My ex-wife had a birthday that wasn’t even on Christmas, preceding it by a full two weeks, and she still got a raw deal on gifts. Everyone in her family just combined the two days, giving her a single present meant to cover both, which meant that she got half the stuff per year as her friends/cousins/etc. while growing up. No birthday parties, either, as the family was going to get together later. No birthday cake, but a plate of cookies with one stating “Happy Late Birthday/Christmas!” in icing.
(On the opposite end was my uncle, who has a July 4th birthday. Presents AND fireworks, a guaranteed day off of work.)
Several people in my family were born around Christmas, so I know exactly what you mean.
I think all of us with Christmas-time birthdays should start celebrating our half-birthday in June instead!
My birthday is the 23rd too. I’ve had the following conversation so many fucking times that I hear it in my sleep.
Them: When is your birthday?
Me: December 23rd.
Them: Oh. A Christmas baby!
Them: Did you always get those combined birthday/Christmas presents?
Me: No. I’m Jewish.
Them: Then you’re a Hannukkah baby. Does it suck to have your birthday on Hannukkah?
Me: It doesn’t really matter actually.
Them: Well my friend’s cousin is a Christmas baby and…
Mine is the 20th too. I get a lot of “Birthmas” gifts. My dad always makes sure to get me separate gifts, but I don’t return the favor. His birthday is around Father’s Day and I often get him a combo gift.
My dad’s birthday is January 2nd. That has got to be the easiest day of the year to forget. Everyone’s got holiday fatigue and just doesn’t want to think about one more important day. His own mother forgot one year. Poor guy.
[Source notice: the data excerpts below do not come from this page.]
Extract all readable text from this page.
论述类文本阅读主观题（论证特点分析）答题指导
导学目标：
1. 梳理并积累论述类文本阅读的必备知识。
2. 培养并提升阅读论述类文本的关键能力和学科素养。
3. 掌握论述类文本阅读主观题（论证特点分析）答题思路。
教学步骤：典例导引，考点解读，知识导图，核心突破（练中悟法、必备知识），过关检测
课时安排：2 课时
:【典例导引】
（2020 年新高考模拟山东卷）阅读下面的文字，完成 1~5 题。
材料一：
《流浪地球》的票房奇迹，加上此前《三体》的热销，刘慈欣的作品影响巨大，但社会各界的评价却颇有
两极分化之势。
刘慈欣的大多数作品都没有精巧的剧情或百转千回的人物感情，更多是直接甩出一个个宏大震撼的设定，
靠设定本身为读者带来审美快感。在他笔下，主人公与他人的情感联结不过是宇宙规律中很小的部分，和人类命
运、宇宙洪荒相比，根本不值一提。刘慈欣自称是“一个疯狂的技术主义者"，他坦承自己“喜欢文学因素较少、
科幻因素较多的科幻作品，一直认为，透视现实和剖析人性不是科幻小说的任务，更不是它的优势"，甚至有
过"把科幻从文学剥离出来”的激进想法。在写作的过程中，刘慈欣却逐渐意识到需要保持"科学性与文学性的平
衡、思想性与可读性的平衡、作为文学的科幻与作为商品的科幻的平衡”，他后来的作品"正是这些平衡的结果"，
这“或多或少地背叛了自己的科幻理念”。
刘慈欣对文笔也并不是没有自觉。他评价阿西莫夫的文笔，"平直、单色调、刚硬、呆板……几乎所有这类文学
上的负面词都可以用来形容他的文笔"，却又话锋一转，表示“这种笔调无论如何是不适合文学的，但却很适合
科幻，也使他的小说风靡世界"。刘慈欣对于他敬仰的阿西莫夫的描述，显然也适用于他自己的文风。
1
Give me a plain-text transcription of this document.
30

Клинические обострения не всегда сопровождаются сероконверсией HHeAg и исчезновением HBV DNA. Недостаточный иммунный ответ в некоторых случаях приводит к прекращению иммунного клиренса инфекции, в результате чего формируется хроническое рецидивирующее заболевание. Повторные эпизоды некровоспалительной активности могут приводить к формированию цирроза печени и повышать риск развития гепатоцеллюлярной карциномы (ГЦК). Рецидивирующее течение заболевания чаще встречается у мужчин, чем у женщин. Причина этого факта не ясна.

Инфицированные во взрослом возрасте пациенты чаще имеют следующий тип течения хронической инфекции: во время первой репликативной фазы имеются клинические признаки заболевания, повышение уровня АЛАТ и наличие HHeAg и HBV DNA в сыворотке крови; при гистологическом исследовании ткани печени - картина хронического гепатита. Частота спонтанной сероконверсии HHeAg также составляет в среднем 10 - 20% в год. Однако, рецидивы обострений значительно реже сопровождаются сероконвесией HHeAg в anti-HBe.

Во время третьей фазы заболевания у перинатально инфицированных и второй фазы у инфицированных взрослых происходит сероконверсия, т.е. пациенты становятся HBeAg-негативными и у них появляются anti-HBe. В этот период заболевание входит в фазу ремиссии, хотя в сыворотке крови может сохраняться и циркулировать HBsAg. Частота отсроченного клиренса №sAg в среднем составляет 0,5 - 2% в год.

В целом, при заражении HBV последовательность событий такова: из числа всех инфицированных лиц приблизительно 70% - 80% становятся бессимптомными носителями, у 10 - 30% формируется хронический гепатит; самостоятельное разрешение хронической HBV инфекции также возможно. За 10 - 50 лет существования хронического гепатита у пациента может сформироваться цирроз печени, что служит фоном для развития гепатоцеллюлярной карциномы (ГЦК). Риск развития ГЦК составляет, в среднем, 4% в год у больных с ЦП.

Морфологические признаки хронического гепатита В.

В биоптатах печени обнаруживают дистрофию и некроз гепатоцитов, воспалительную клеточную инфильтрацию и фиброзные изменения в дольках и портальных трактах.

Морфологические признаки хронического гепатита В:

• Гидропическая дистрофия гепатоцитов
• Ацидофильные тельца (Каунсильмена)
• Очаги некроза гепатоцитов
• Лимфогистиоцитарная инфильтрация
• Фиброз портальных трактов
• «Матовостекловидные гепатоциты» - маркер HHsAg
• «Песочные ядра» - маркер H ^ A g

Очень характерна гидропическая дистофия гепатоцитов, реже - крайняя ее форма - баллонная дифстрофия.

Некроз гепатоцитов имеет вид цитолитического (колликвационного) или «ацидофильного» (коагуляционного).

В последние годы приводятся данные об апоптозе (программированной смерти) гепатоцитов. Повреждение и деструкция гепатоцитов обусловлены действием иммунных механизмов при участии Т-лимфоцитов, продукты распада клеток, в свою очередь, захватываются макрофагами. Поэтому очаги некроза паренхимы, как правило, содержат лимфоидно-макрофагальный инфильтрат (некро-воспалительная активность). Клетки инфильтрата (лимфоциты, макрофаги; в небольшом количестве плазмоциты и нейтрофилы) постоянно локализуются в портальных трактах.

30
My husband’s is the 28th. He says he never got to have birthday parties because all of his friends were doing family events. Sometimes it works in his favor because he gets something extra awesome as a combo gift (for example, his grandparents bought him a car for his 16th birthday/Christmas. Also, I once surprised him with a Playstation 2 Combo Gift.) But if you lack rich relatives I’m guessing this would really suck.
Well, when I was a kid, I remember stores were an absolute wasteland then. Many stores shut down for inventory after they had their after Christmas sales. Even stores that were open were pretty barren. I got a few more Christmas presents and my parents would usually pick up some extra things during the Christmas shopping time to save for my b-day.
As I got older, I had exams on my birthday ever single year in high school.
In college, we’d all get back to school. Once people bought books and paid tuition…they’d all be broke at the end of January.
Even now as an adult, my birthday pops up right when people are paying their Christmas bills. One year, I ended up paying most of the bill for my birthday lunch.